In 2011, they handed one of their EPs to producer Richard Swift at a gig by The Mynabirds, one of several bands under Swift's tutelage.

With Swift's backing, Foxygen settled on a thickly produced, distinctly vintage sound and signed to indie rock label Jagjaguwar. 2013's We Are the 21st Century Ambassadors of Peace & Magic — the band's second Jagjaguwar album and breakthrough in the music blogosphere — sounds like it could be a lost Kinks record, with its breezy feel, dense instrumentation, wry lyrics, undeniable sense of melody and complete lack of post-1970s influences.

France says the retro style is intentional. "I think we were trying for that subconscious imprint you get when you listen to classic rock," he explains.

Their obsession with classic rock led them to try to recruit actual classic-rock icons to guest on their latest, ... And Star Power, an album that echoes with the airy clanking and banging of pre-Dark Side Pink Floyd. France and Rado got their management to reach out to Stevie Nicks and Paul McCartney: yeah, that Stevie Nicks and that Paul McCartney.

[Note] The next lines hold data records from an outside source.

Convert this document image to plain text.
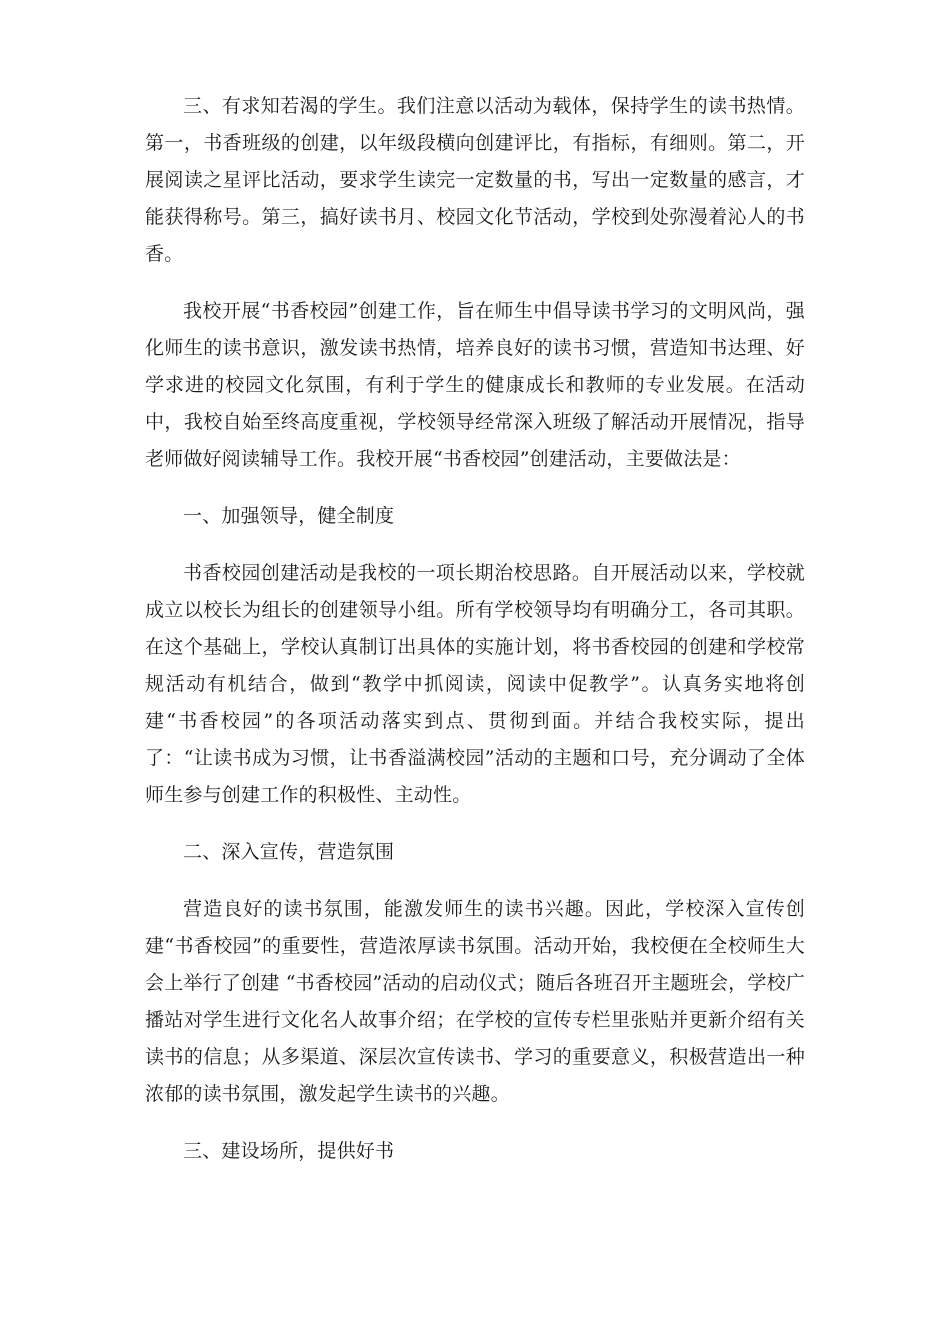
三、有求知若渴的学生。我们注意以活动为载体，保持学生的读书热情。第一，书香班级的创建，以年级段横向创建评比，有指标，有细则。第二，开展阅读之星评比活动，要求学生读完一定数量的书，写出一定数量的感言，才能获得称号。第三，搞好读书月、校园文化节活动，学校到处弥漫着沁人的书香。

我校开展“书香校园”创建工作，旨在师生中倡导读书学习的文明风尚，强化师生的读书意识，激发读书热情，培养良好的读书习惯，营造知书达理、好学求进的校园文化氛围，有利于学生的健康成长和教师的专业发展。在活动中，我校自始至终高度重视，学校领导经常深入班级了解活动开展情况，指导老师做好阅读辅导工作。我校开展“书香校园”创建活动，主要做法是：

一、加强领导，健全制度

书香校园创建活动是我校的一项长期治校思路。自开展活动以来，学校就成立以校长为组长的创建领导小组。所有学校领导均有明确分工，各司其职。在这个基础上，学校认真制订出具体的实施计划，将书香校园的创建和学校常规活动有机结合，做到“教学中抓阅读，阅读中促教学”。认真务实地将创建“书香校园”的各项活动落实到点、贯彻到面。并结合我校实际，提出了：“让读书成为习惯，让书香溢满校园”活动的主题和口号，充分调动了全体师生参与创建工作的积极性、主动性。

二、深入宣传，营造氛围

营造良好的读书氛围，能激发师生的读书兴趣。因此，学校深入宣传创建“书香校园”的重要性，营造浓厚读书氛围。活动开始，我校便在全校师生大会上举行了创建 “书香校园”活动的启动仪式；随后各班召开主题班会，学校广播站对学生进行文化名人故事介绍；在学校的宣传专栏里张贴并更新介绍有关读书的信息；从多渠道、深层次宣传读书、学习的重要意义，积极营造出一种浓郁的读书氛围，激发起学生读书的兴趣。

三、建设场所，提供好书
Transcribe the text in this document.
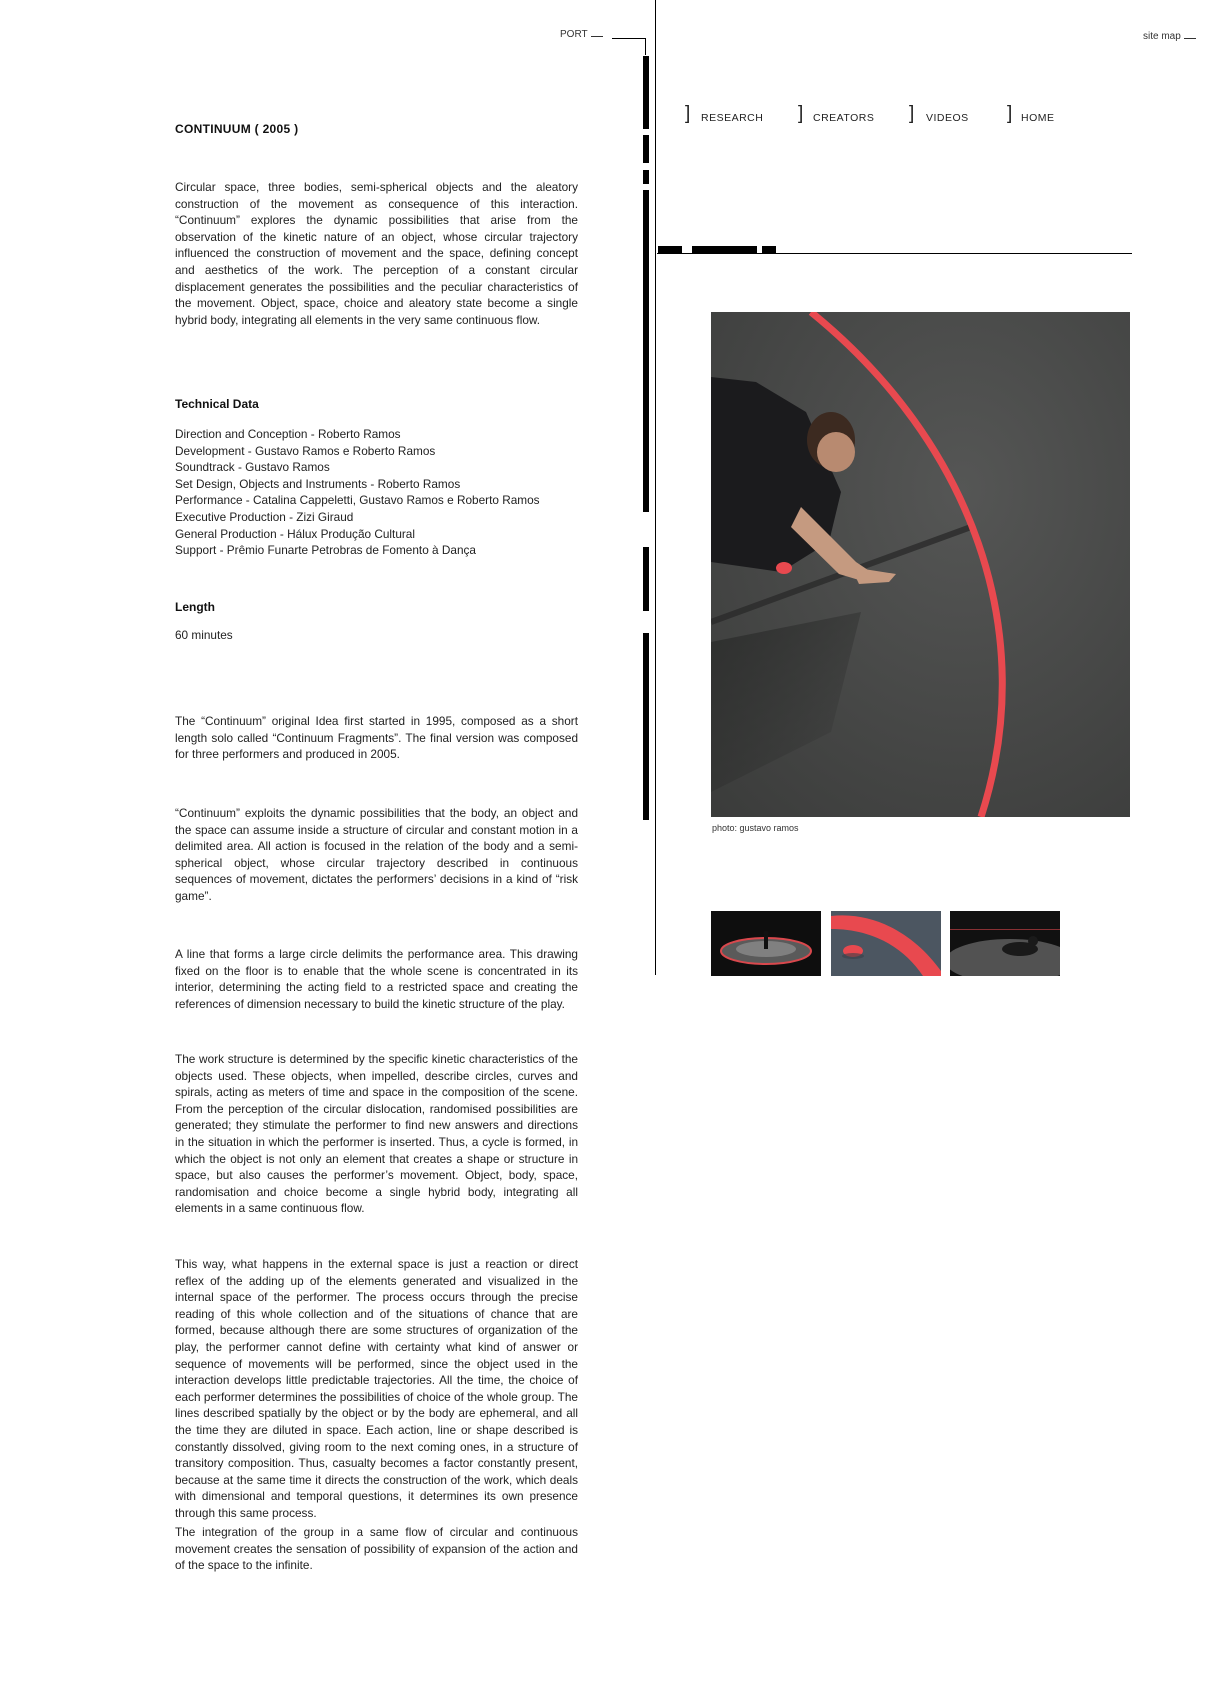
PORT	site map
] RESEARCH ] CREATORS ] VIDEOS ] HOME
photo: gustavo ramos
CONTINUUM ( 2005 )
Circular space, three bodies, semi-spherical objects and the aleatory construction of the movement as consequence of this interaction. “Continuum” explores the dynamic possibilities that arise from the observation of the kinetic nature of an object, whose circular trajectory influenced the construction of movement and the space, defining concept and aesthetics of the work. The perception of a constant circular displacement generates the possibilities and the peculiar characteristics of the movement. Object, space, choice and aleatory state become a single hybrid body, integrating all elements in the very same continuous flow.
Technical Data
Direction and Conception - Roberto Ramos
Development - Gustavo Ramos e Roberto Ramos
Soundtrack - Gustavo Ramos
Set Design, Objects and Instruments - Roberto Ramos
Performance - Catalina Cappeletti, Gustavo Ramos e Roberto Ramos
Executive Production - Zizi Giraud
General Production - Hálux Produção Cultural
Support - Prêmio Funarte Petrobras de Fomento à Dança
Length
60 minutes
The “Continuum” original Idea first started in 1995, composed as a short length solo called “Continuum Fragments”. The final version was composed for three performers and produced in 2005.
“Continuum” exploits the dynamic possibilities that the body, an object and the space can assume inside a structure of circular and constant motion in a delimited area. All action is focused in the relation of the body and a semi-spherical object, whose circular trajectory described in continuous sequences of movement, dictates the performers’ decisions in a kind of “risk game”.
A line that forms a large circle delimits the performance area. This drawing fixed on the floor is to enable that the whole scene is concentrated in its interior, determining the acting field to a restricted space and creating the references of dimension necessary to build the kinetic structure of the play.
The work structure is determined by the specific kinetic characteristics of the objects used. These objects, when impelled, describe circles, curves and spirals, acting as meters of time and space in the composition of the scene. From the perception of the circular dislocation, randomised possibilities are generated; they stimulate the performer to find new answers and directions in the situation in which the performer is inserted. Thus, a cycle is formed, in which the object is not only an element that creates a shape or structure in space, but also causes the performer’s movement. Object, body, space, randomisation and choice become a single hybrid body, integrating all elements in a same continuous flow.
This way, what happens in the external space is just a reaction or direct reflex of the adding up of the elements generated and visualized in the internal space of the performer. The process occurs through the precise reading of this whole collection and of the situations of chance that are formed, because although there are some structures of organization of the play, the performer cannot define with certainty what kind of answer or sequence of movements will be performed, since the object used in the interaction develops little predictable trajectories. All the time, the choice of each performer determines the possibilities of choice of the whole group. The lines described spatially by the object or by the body are ephemeral, and all the time they are diluted in space. Each action, line or shape described is constantly dissolved, giving room to the next coming ones, in a structure of transitory composition. Thus, casualty becomes a factor constantly present, because at the same time it directs the construction of the work, which deals with dimensional and temporal questions, it determines its own presence through this same process.
The integration of the group in a same flow of circular and continuous movement creates the sensation of possibility of expansion of the action and of the space to the infinite.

No dice, though; both declined through representatives.

"We were told Paul McCartney doesn't collaborate with people," says France, "which obviously, in the past few months, has proven not true. He only collaborates with famous people. I think he's trying to be cool, because he didn't want to be on our weird album, but he'll work with Kanye."

Even if Foxygen escaped Sir Paul's radar, the band has received consistently stellar reviews for its lovingly old-school sound and its chaotic live show, which often spills out into the audience, once leaving France with a broken leg from falling off the stage. The likes of Pitchfork and Fuse TV are eating out of their slender young hands. Why break up the band — or change their "framework," or whatever — now?

France says so far Foxygen fans have heard only one iteration of the band's musical interests — one that is kind of a façade. "I think we got obsessed with being parodies of cultural icons. It was a funny way to express ourselves," he says. "The way we communicated with the rest of the world is we would act out these rock 'n' roll archetypes in this kind of postmodern way or something." (Particularly, the two wanted "to emulate Mick Jagger.")

It's a vestige of their theater days, says France. "We never really thought of ourselves as a musical band. We were actors pretending to be a rock band."

They've got more to offer. Now that the band is undergoing a transition, expect forays into new styles. Rado and France plan to release a hip-hop mixtape, which might be the last project to bear the Foxygen name.

"I'm tired of being stuck in this basic rock 'n' roll sort of thing," says France. "It's definitely tiring, and I am not saying I don't have love for that, and I won't make music like that again, but lately I've been trying to express myself more in a hip-hop medium lately.

"I have a lot of things to say and it's easy to fit a lot of words into a hip-hop song and put a lot of anger into it, a lot of ego into it. You can dis people. You could make modern references. Those are things I didn't know how to do with the retro thing."